In the interest of full disclosure, I should point out that my players absolutely hated my zombie game. Something that unrelentingly grim can be a tough sell, especially since players bring a certain mindset to D&D. Its reflexive; I sold the game as "Survival Horror", I told them that the CR system was not going to be used in any form, that every encounter could be potentially overpowering, that they had no hope. But when the minis are on the table, in D&D, the assumption is that you can take them. Or that if you can't, there will be some way to get out of it. It seems sort of irresponsible for a GM to put a party into a situation that is just a big, never ending pile of hungry zombies.

It was the second session before the pc's figured out the undead weren't a localized phenom, and as they were running around my isolated Night of the Living Dead village I had one player state at a particularly grim moment that he was attempting to disbelieve the zombie horde. Its not a bad reaction (it is what I'd probably do if confronted by the living dead), but everything he knew about D&D EL's and CR's ran completely counter to what he was seeing. No matter how much I had prepped them for Survival Horror, they had D&D characters and D&D books and they were instinctively trying to play D&D; but brother, it wasn't D&D.

I would have thought it was a one-time problem, but after the first TPK in the second session, the group made higher level characters and I ran them through the Dawn of the Dead scenario in a large, abandoned city.
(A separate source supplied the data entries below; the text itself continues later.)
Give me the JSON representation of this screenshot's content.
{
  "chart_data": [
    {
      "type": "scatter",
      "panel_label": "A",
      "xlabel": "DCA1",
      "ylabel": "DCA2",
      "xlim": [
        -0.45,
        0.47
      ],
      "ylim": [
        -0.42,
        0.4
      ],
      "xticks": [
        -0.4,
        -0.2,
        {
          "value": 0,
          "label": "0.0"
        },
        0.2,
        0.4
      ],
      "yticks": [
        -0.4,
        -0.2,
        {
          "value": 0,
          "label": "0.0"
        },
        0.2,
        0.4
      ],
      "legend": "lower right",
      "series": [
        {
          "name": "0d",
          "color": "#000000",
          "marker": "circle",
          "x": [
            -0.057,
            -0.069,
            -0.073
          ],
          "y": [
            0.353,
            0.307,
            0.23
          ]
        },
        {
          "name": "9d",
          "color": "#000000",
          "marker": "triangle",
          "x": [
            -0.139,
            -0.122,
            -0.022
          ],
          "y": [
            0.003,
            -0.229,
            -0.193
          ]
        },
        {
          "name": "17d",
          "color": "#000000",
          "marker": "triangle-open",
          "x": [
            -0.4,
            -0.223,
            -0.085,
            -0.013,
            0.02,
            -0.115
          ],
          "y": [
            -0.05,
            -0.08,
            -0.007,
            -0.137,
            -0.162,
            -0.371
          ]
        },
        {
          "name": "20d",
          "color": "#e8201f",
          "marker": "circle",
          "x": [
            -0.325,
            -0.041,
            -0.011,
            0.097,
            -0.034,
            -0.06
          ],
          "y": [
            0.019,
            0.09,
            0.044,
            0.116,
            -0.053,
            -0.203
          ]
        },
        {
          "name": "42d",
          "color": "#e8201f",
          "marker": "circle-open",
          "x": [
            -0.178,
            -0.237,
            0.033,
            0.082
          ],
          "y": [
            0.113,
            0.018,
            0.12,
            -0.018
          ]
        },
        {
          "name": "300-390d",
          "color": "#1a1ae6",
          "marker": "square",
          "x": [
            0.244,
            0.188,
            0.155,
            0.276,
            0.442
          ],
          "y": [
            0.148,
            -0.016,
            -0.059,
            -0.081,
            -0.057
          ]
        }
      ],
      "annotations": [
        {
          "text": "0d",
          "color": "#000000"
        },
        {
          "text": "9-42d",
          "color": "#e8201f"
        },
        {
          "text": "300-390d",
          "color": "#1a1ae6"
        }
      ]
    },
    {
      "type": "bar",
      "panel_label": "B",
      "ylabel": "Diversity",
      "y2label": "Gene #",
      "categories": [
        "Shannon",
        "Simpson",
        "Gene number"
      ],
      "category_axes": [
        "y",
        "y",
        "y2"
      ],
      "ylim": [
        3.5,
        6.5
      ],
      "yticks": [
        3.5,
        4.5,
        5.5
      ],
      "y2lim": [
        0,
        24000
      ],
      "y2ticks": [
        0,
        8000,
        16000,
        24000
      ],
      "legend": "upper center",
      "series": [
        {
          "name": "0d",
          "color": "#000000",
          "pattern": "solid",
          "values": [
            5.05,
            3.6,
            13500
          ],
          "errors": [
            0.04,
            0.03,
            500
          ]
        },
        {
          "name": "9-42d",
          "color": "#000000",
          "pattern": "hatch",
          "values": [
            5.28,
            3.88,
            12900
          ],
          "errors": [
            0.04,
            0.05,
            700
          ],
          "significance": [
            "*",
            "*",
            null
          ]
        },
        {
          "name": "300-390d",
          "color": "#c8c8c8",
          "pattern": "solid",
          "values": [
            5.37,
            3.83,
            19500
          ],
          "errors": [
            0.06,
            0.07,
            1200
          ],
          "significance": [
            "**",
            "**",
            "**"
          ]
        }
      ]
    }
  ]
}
The first session went pretty well, but the second session we were right back where we started, with the players falling back into D&D habits and getting another TPK. There was some bad blood after that one, and I wasn't unsympathetic to the players point. About the only conclusion I came to from that was D&D thinking doesn't solve Survival Horror problems.
 

Now that we have discussed the zombies' point of view, perhaps it is time to talk about countermeasures. How would you, within the context of the D&D rules, deal with the following:

- Zombies have spread through multiple sections of a city - but most people haven't been infected yet. How can you save as many people as possible?

- How do you cleanse an area of zombies so that you can be reasonably sure that none are left - and then protect it so that the farmers can get back to working in the fields and providing people with food?

- Your own city/province/kingdom has not had major zombie breakout yet, but the neighboring kingdom is close to being overrun. How do you protect your land to make sure you aren't overrun either?

- How and where will you establish "safe zones" for the remaining living people? Where will you get food and other supplies required to keep the refugees alive?